Applicants must primarily serve students attending schools with 40 percent or more of enrolled students eligible for free or reduced-price lunch or equivalent economic need.
Public school districts, private schools, charter schools, and community-based organizations (such as public libraries) may apply, either individually or in a consortium including two or more.
Awards are made for five consecutive years, contingent upon satisfactory progress toward goals. This competition is for potential new centers and those that are currently in the fifth (last) year of any five-year cycle.
Applications are currently available and are due on or before Jan. 31, 2014. Visit http://sspw.dpi.wi.gov/sspw_clcgrant to download the application and guidance materials.
The DPI is offering three grant workshops to help with the application process:
- November 18: Madison, WI -- Crown Plaza
- November 20: Rothschild, WI -- Holiday Inn
- November 22: 90-minute web-based workshop
Visit http://sspw.dpi.wi.gov/sspw_dpiclctrng for more information regarding the workshops.
--from Channel Weekly (Vol. 16, No. 9 -- Nov. 7, 2013)
Young Adult Library Services Association (YALSA) members who have run an exceptional reading or literature program in the 12 months leading up to Dec. 1, 2013, are eligible to apply for the MAE Award for Best Literature Program for Teens, which recognizes an outstanding reading or literature program for young adults.
Do you run a spectacular teen book club that engages underserved audiences? Did your summer reading program or literature festival connect teens with literature in an innovative way? Have you connected teens to literature or helped them gain literacy skills via some other exciting means? If so, you could win $500 for yourself and an additional $500 for your library by applying for the award. Individual library branches may apply.
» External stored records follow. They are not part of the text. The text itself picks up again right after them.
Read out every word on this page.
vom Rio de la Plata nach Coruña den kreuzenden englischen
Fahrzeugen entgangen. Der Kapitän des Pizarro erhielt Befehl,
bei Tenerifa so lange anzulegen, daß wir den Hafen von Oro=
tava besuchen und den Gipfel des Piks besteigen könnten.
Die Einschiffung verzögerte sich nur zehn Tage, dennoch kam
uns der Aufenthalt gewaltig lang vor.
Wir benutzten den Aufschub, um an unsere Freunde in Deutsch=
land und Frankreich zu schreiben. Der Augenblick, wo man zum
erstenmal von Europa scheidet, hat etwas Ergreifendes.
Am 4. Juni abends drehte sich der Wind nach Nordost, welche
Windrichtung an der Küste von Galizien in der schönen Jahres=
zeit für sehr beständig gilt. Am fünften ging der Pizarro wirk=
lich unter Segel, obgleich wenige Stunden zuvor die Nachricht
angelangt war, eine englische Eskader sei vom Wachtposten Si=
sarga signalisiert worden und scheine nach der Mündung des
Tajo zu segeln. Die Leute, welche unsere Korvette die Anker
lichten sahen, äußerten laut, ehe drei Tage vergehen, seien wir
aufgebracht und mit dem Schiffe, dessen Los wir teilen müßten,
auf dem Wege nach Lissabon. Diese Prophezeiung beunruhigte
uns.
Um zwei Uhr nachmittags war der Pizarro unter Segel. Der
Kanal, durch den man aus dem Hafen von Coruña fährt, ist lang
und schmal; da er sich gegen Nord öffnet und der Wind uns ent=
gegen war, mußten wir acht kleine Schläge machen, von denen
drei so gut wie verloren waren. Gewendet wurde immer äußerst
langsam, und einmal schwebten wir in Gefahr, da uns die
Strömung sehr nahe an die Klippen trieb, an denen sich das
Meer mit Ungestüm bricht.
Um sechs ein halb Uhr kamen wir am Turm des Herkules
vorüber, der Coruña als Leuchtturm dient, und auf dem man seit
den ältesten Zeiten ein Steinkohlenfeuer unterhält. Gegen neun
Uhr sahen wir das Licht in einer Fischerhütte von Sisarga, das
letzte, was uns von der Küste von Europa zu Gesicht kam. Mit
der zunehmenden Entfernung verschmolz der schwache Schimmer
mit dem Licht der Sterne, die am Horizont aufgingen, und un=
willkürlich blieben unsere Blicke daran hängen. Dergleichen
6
The MAE Award is sponsored by the Margaret A. Edwards Trust. Applications and additional information about the award are available online, and applications must be submitted online by Dec. 1, 2013. For questions about the award, please contact the jury chair, Laurie Amster-Burton. The winner will be announced the week of Feb. 9, 2014.
Not a member of YALSA yet? It's not too late to join so you can be eligible for this award. You can do so by contacting YALSA’s Membership Marketing Specialist, Letitia Smith at (800) 545-2433, ext. 4390. Recognize the great work you are doing to bring teens together with literature and apply today.
The American Library Association’s Office for Research and Statistics is now accepting applications for the Loleta D. Fyan Grant. Fyan, who was ALA President from 1951-52, believed that every individual, regardless of residence, is equally entitled to high-quality library service and that librarians must be adept in using the political process to acquire this "right of citizenship.”
The grant, up to $5,000, is to be used for the development and improvement of public libraries and the services they provide. The project(s) criteria:
- must result in the development and improvement of public libraries and the services they provide;
- must have the potential for broader impact and application beyond meeting a specific local need;
- should be designed to effect changes in public library services that are innovative and responsive to the future; and
- should be capable of completion within one year.
Applicants can include but are not limited to: local, regional or state libraries, associations or organizations, including units of the ALA; library schools; or individuals. The deadline for submissions is Dec. 20, 2013.